To one sense, to view God as “perfect” means that we accept that all His steps were “necessary” to “work to the good”. To then say, that they were “contingent” upon God’s intent, and thus not necessary, likely throws an equivocation in there somewhere.

However, I can go further in examining Martin vs. the Anthropic Principle. I can say that only in a world where Logic divides a proposition from its contradiction would it be enough of a thing to remark that it acts in such a way. Because were it not to act in this way, in the local condition, we could not say that it definitely does not act the other way as well. Thus we would not see the face of Logic as non-contradictory, but as incoherent mixture.

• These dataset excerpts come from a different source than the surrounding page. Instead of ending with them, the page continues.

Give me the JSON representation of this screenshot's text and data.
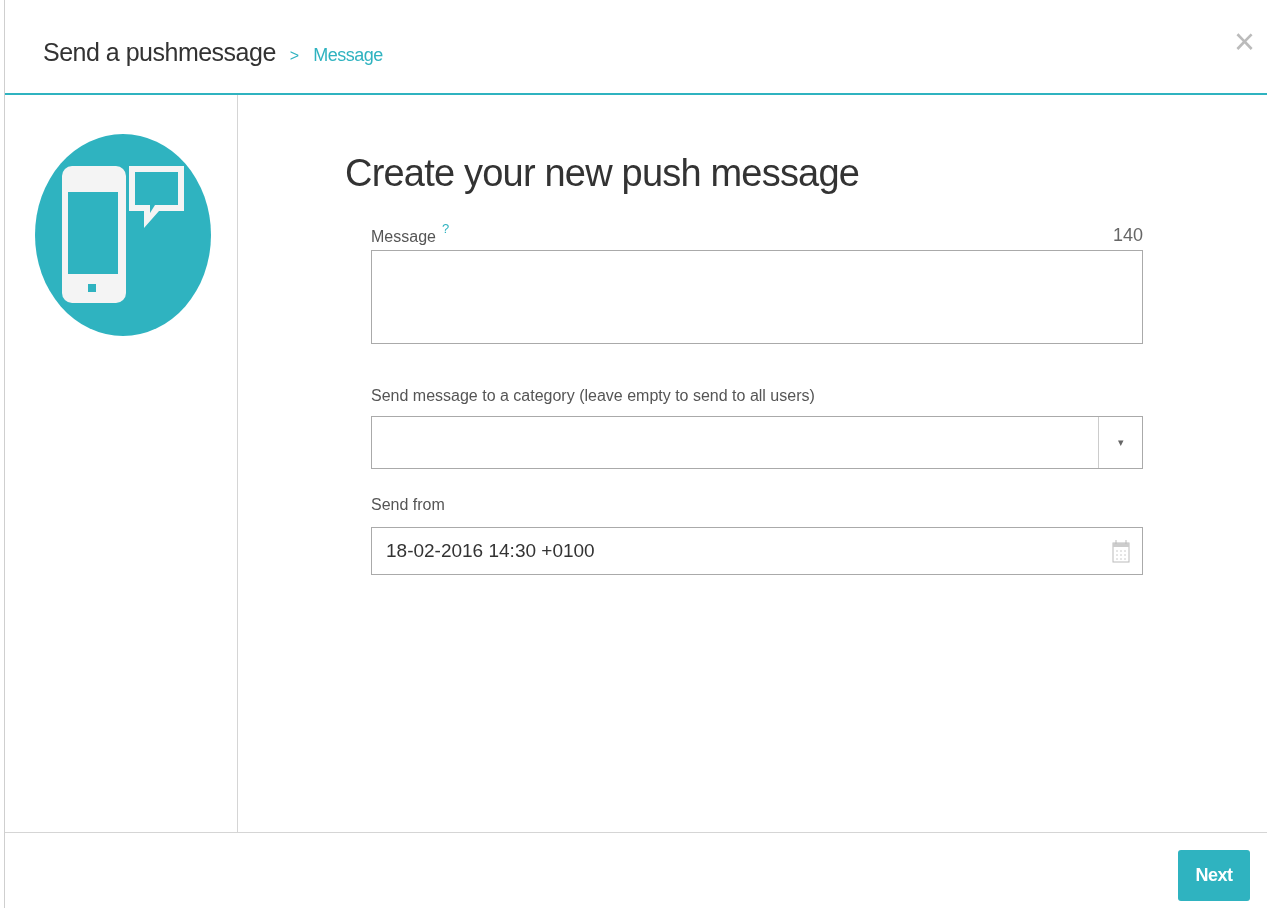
{
  "header": {
    "title": "Send a pushmessage",
    "separator": ">",
    "step": "Message",
    "close": "×"
  },
  "heading": "Create your new push message",
  "message": {
    "label": "Message",
    "help": "?",
    "counter": "140"
  },
  "category": {
    "label": "Send message to a category (leave empty to send to all users)",
    "caret": "▾"
  },
  "send_from": {
    "label": "Send from",
    "value": "18-02-2016 14:30 +0100"
  },
  "footer": {
    "button": "Next"
  }
}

Of course this makes no sense, but only in a world where the forces combine to make sense can we observe what makes no sense. Without that pre-condition, we’re in a world that makes no sense, and regard proposition that both make sense and do not make sense.

If Logic is in fact contingent, I wonder how it was that Martin saw Logic as necessary at all. The world just does not produce “necessary Logic”.

Also it would be hard to argue that, across one of these impermeable walls which separate the multiverse (an idea in which I invest only curiosity), a universe so inept that it cannot make simple gravity, let alone the observers that could note that it is inept at making gravity, saw “Logic”.

Likewise, without the multiverse dodge, left alone with just our simple improbable, conveniently “tuned” universe to observe, the same holds true–it would seem. Given all those other possible universes that could not evolve life, in what sense would “Logic” still be brooding over the waters of Chaos?